Hans Lenk

Hans Lenks (geboren am 23. März 1932) philosophische Heimat ist nicht exakt zu kartographieren; sein Weg führte vom kritischen Rationalismus, den er von Anfang an mit den Augen eines rationalen Kritizisten sah, zum "unbegründeten" Realismus im Sinne einer unverfügbaren Unterstellung von Wirklichkeit, die von lebenspraktischen Notwendigkeiten "aufgezwungen" wird. Lenk war ein Schüler Kurt Hübners, er hörte bei Wolfgang Stegmüller und Paul Lorenzen, als seinen eigentlichen Lehrer sieht er jedoch Karl Adam, den Leistungspädagogen und Rudertrainer. Dieser machte ihn mit der Philosophie bekannt und lenkte entscheidend das Denken Lenks in Richtung auf eine praxisnahe Philosophie: eine Philosophie der Leistung, insbesondere der Eigenleistung. Und dieses zentrale Moment des Leistungshandelns bzw. Leistungsverhaltens des Menschen als Individuum und als Gattung kann - neben anderem - die Abkehr Lenks vom "klassischen" kritischen Rationalismus und dessen ontologischen und erkenntnistheoretischen Annahmen, seinem Wahrheitsbegriff und seinem methodisch-methodologischem Zugang erklären.

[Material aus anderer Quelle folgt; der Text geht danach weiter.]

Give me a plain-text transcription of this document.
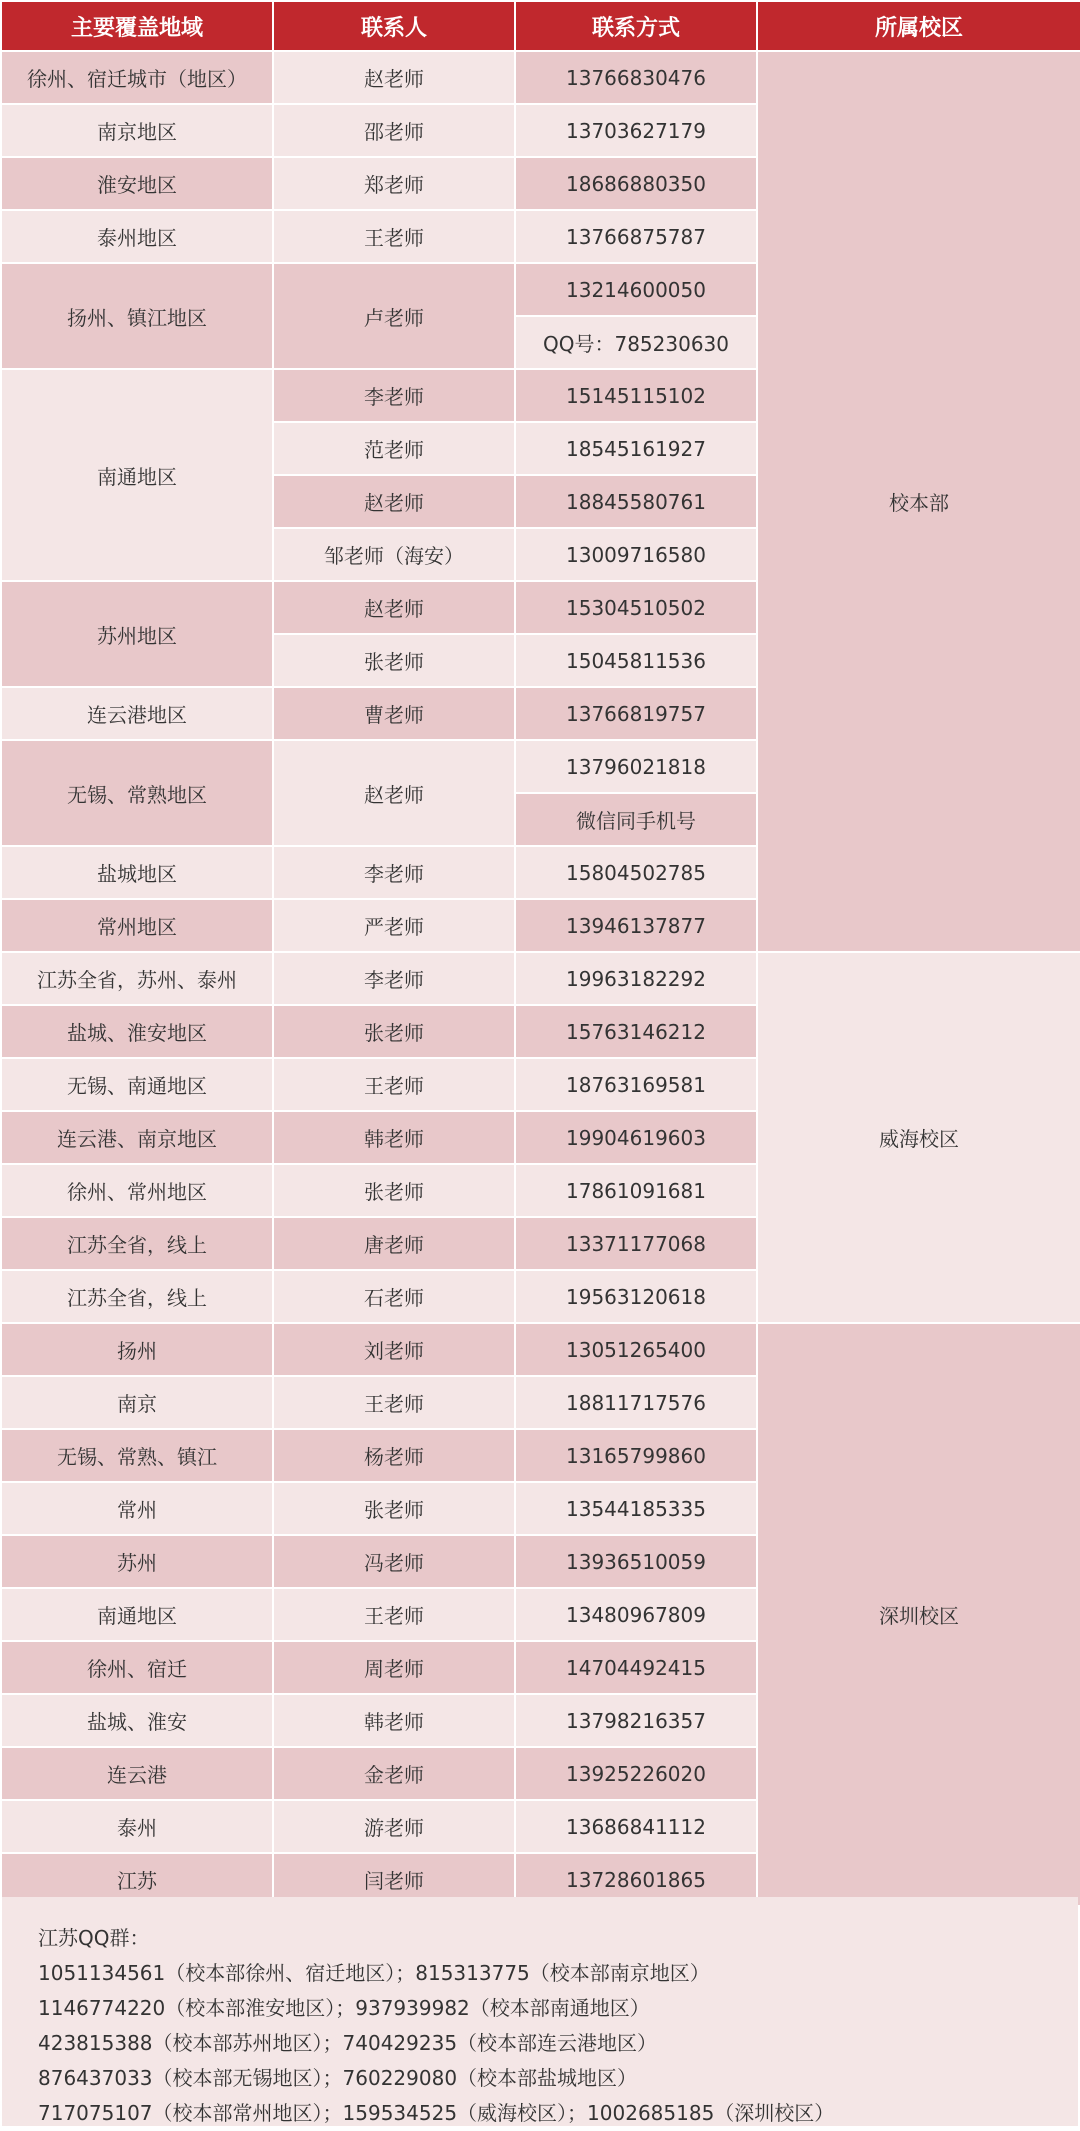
主要覆盖地域	联系人	联系方式	所属校区
徐州、宿迁城市（地区）	赵老师	13766830476	校本部
南京地区	邵老师	13703627179	
淮安地区	郑老师	18686880350	
泰州地区	王老师	13766875787	
扬州、镇江地区	卢老师	13214600050	
		QQ号：785230630	
南通地区	李老师	15145115102	
	范老师	18545161927	
	赵老师	18845580761	
	邹老师（海安）	13009716580	
苏州地区	赵老师	15304510502	
	张老师	15045811536	
连云港地区	曹老师	13766819757	
无锡、常熟地区	赵老师	13796021818	
		微信同手机号	
盐城地区	李老师	15804502785	
常州地区	严老师	13946137877	
江苏全省，苏州、泰州	李老师	19963182292	威海校区
盐城、淮安地区	张老师	15763146212	
无锡、南通地区	王老师	18763169581	
连云港、南京地区	韩老师	19904619603	
徐州、常州地区	张老师	17861091681	
江苏全省，线上	唐老师	13371177068	
江苏全省，线上	石老师	19563120618	
扬州	刘老师	13051265400	深圳校区
南京	王老师	18811717576	
无锡、常熟、镇江	杨老师	13165799860	
常州	张老师	13544185335	
苏州	冯老师	13936510059	
南通地区	王老师	13480967809	
徐州、宿迁	周老师	14704492415	
盐城、淮安	韩老师	13798216357	
连云港	金老师	13925226020	
泰州	游老师	13686841112	
江苏	闫老师	13728601865	
江苏QQ群：
1051134561（校本部徐州、宿迁地区）；815313775（校本部南京地区）
1146774220（校本部淮安地区）；937939982（校本部南通地区）
423815388（校本部苏州地区）；740429235（校本部连云港地区）
876437033（校本部无锡地区）；760229080（校本部盐城地区）
717075107（校本部常州地区）；159534525（威海校区）；1002685185（深圳校区）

Die Philosophie der Interpretationskonstrukte

In den siebziger Jahren entwickelte Lenk seine Methode der Interpretationskonstrukte. Danach handelt es sich zum Beispiel weder bei der Vernunft noch bei der Handlung um ontologisch identifizierbare Entitäten, sondern um Konstruktionen, um Deutungen. Dieses interpretationskonstruktionistische Modell wurde von ihm in den letzten Jahren insbesondere in Auseinandersetzung mit dem an der TU Berlin lehrenden Günther Abel von einem relativ anspruchslosen methodologischen zu einem umfassenden, allgemeinen erkenntnistheoretischen Modell ausgebaut, d.h. um eine transzendentalphilosophische Perspektive erweitert.

Lenks Ansatzes lässt sich vielleicht am besten in Kontrast zu Abels Interpretationsidealismus explizieren: Abels Satz, "Alles was 'ist', ist Interpretation, und Interpretation ist alles, was 'ist'", setzt Lenk "alles, was ist (Welt, Wirklichkeit, Sinn), ist nur als Interpretation erfassbar", entgegen. Während Abel mit Nietzsche davon ausgeht, dass alles Seiende interpretiere, schränkt Lenk das Interpretieren auf das erkennende Subjekt und dessen erkenntnisermöglichende Ausstattung - Sinnesorgane, Gehirn - ein. Zugleich verweist er aber immer wieder darauf, dass der Begriff des "erkennenden Subjekts" selbst ein Interpretationskonstrukt ist. Dass die Welt ein Interpretationsvorgang an sich und in sich sei, lehnt Lenk aus lebenspraktischen Gründen ab. Zeichen sind für ihn artifiziell, Bedeutungen sind Wandlungen unterworfen und - auch wenn aus Sprechakten "Tatsachen" hervorgehen können - die Sprache schafft nicht die Welt. Andererseits aber ist es genau der sprachliche bzw. jede Art von zeichenvermitteltem Zugriff, der aufweist, dass die Vorstellung von der Welt als einer oder vielen Interpretationen auch nur unsere Interpretation ist. Was Lenk anbietet, ist eine Art "interpretationsinterner Realismus", angelehnt an Putnams früheren internen Realismus.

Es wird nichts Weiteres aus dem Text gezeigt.